Tutto questo per dire che i bambini non mi entusiasmano ma i neonati, quelli che odorano di latte e biscotti e fanno le smorfie tutto il giorno, quelli si.

Mi piacciono i neonati perché si possono ciucciare. Una guancia, un piede, un orecchio, un braccio…insomma, li metti lì su letto gli levi la tutina e mentre loro sgambettano per aria tu puoi tranquillamente ciucciargli un piedino, e loro ridono, li avete mai visti i neonati ridere? Sono terribili, sembrano colpiti da una paralisi e gli occhi gli si fanno enormi e storti. Per questo sono bellissimi, perché li ciucci e loro sembrano colpiti da una paralisi.

Che poi a dire il vero a me piacciono tutti i cuccioli. Non esiste un tipo di cucciolo che non mi piacerebbe ciucciare ma con i cani e gatti non si può perché ti restano in bocca tutti i peli e poi tocca sputacchiare per mezz’ora. Allora io li bacio. I cuccioli con il pelo li bacio sotto alla pancia o gli massaggi i polpastrelli. Al mio gatto, a dire il vero, oltre a massaggiargli il polpastrello, gli tiravo anche i peletti tra le zampe e lui ritraeva la zampetta infastidito.

Al cane invece baciavo il naso. Otto, quando era piccolo, dormiva nel lettone con noi e durante la notte gli baciavo il naso e poi gli mettevo una mano sul torace e ascoltavo il cuore.

Adesso che è grande, molto grande e nel lettone se ci sta lui usciamo noi, vuole ancora i baci sul naso ma io glieli do in mezzo alla fronte e poi il naso glielo lucido.

Però ascolto il cuore di mia figlia. Non ha preso certo da me perché è una bambina così affettuosa che a volte ti fa mancare l’aria, così, quando dorme e non se ne accorge, vado e la bacio sulla bocca poi le accarezzo i capelli e le ascolto il cuore. Se lo facessi quando è sveglia mi si attaccherebbe al collo e mi sbaciucchierebbe per un tempo sufficiente a farmi soffocare.

Io soffoco facilmente.

Così stasera mia sorella voleva andare a teatro e io mi sono offerta di tenere le bimbe.

La grande rimarrà a dormire qui ma la piccolina torneranno a prenderla fra un pochino.

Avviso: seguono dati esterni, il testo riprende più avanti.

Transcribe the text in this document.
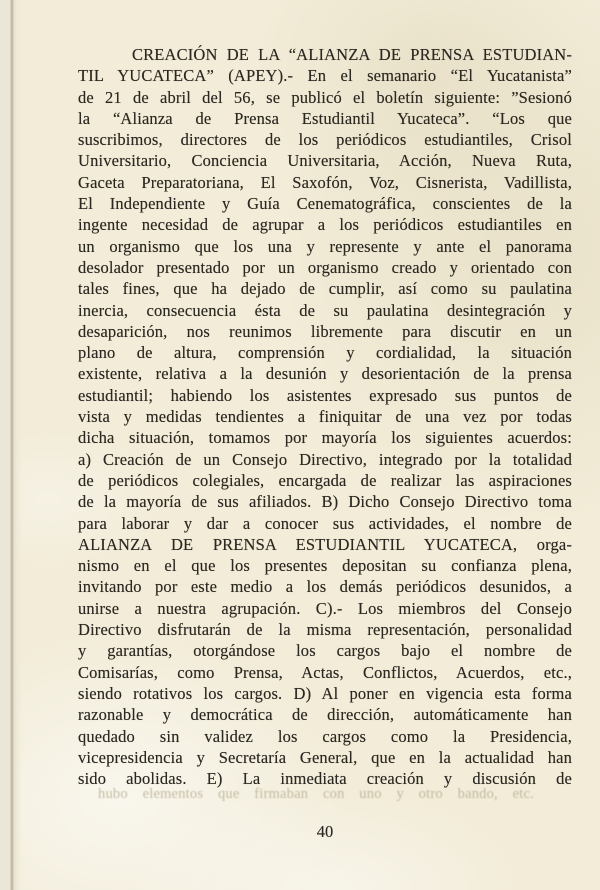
CREACIÓN DE LA “ALIANZA DE PRENSA ESTUDIAN-
TIL YUCATECA” (APEY).- En el semanario “El Yucatanista”
de 21 de abril del 56, se publicó el boletín siguiente: ”Sesionó
la “Alianza de Prensa Estudiantil Yucateca”. “Los que
suscribimos, directores de los periódicos estudiantiles, Crisol
Universitario, Conciencia Universitaria, Acción, Nueva Ruta,
Gaceta Preparatoriana, El Saxofón, Voz, Cisnerista, Vadillista,
El Independiente y Guía Cenematográfica, conscientes de la
ingente necesidad de agrupar a los periódicos estudiantiles en
un organismo que los una y represente y ante el panorama
desolador presentado por un organismo creado y orientado con
tales fines, que ha dejado de cumplir, así como su paulatina
inercia, consecuencia ésta de su paulatina desintegración y
desaparición, nos reunimos libremente para discutir en un
plano de altura, comprensión y cordialidad, la situación
existente, relativa a la desunión y desorientación de la prensa
estudiantil; habiendo los asistentes expresado sus puntos de
vista y medidas tendientes a finiquitar de una vez por todas
dicha situación, tomamos por mayoría los siguientes acuerdos:
a) Creación de un Consejo Directivo, integrado por la totalidad
de periódicos colegiales, encargada de realizar las aspiraciones
de la mayoría de sus afiliados. B) Dicho Consejo Directivo toma
para laborar y dar a conocer sus actividades, el nombre de
ALIANZA DE PRENSA ESTUDIANTIL YUCATECA, orga-
nismo en el que los presentes depositan su confianza plena,
invitando por este medio a los demás periódicos desunidos, a
unirse a nuestra agrupación. C).- Los miembros del Consejo
Directivo disfrutarán de la misma representación, personalidad
y garantías, otorgándose los cargos bajo el nombre de
Comisarías, como Prensa, Actas, Conflictos, Acuerdos, etc.,
siendo rotativos los cargos. D) Al poner en vigencia esta forma
razonable y democrática de dirección, automáticamente han
quedado sin validez los cargos como la Presidencia,
vicepresidencia y Secretaría General, que en la actualidad han
sido abolidas. E) La inmediata creación y discusión de
hubo elementos que firmaban con uno y otro bando, etc.
40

Mi sono offerta perché volevo ciucciare i piedini a mia nipote e appena tutto il resto della famiglia era in altre faccende affaccendata ho preso la piccola e ho detto che andavo a cambiarle il pannolino.

L’ho messa sul letto e l’ho spogliata poi mentre il gatto cercava di accomodarsi dentro alla sua borsa dei pannolini, io ho preso un piedino e l’ho annusato, poi l’ho infilato tutto in bocca.

Che poi magari questa cosa a mia sorella non gliela racconto ma con la lingua ho individuato ad uno ad uno le piccolissime dita del suo piedino e lei rideva, rideva e agitava le manine.

Ora è di là che dorme in braccio a mio marito e lui non vuole che la tocchi, così adesso per consolarmi vado a sbaciucchiarmi le grandi e poi magari faccio salire Otto sul divano (se riusciamo ad entrarci in due) e gli tiro un po’ i peletti sotto i polpastrelli.

Che lui mi adora e sicuramente non brontola.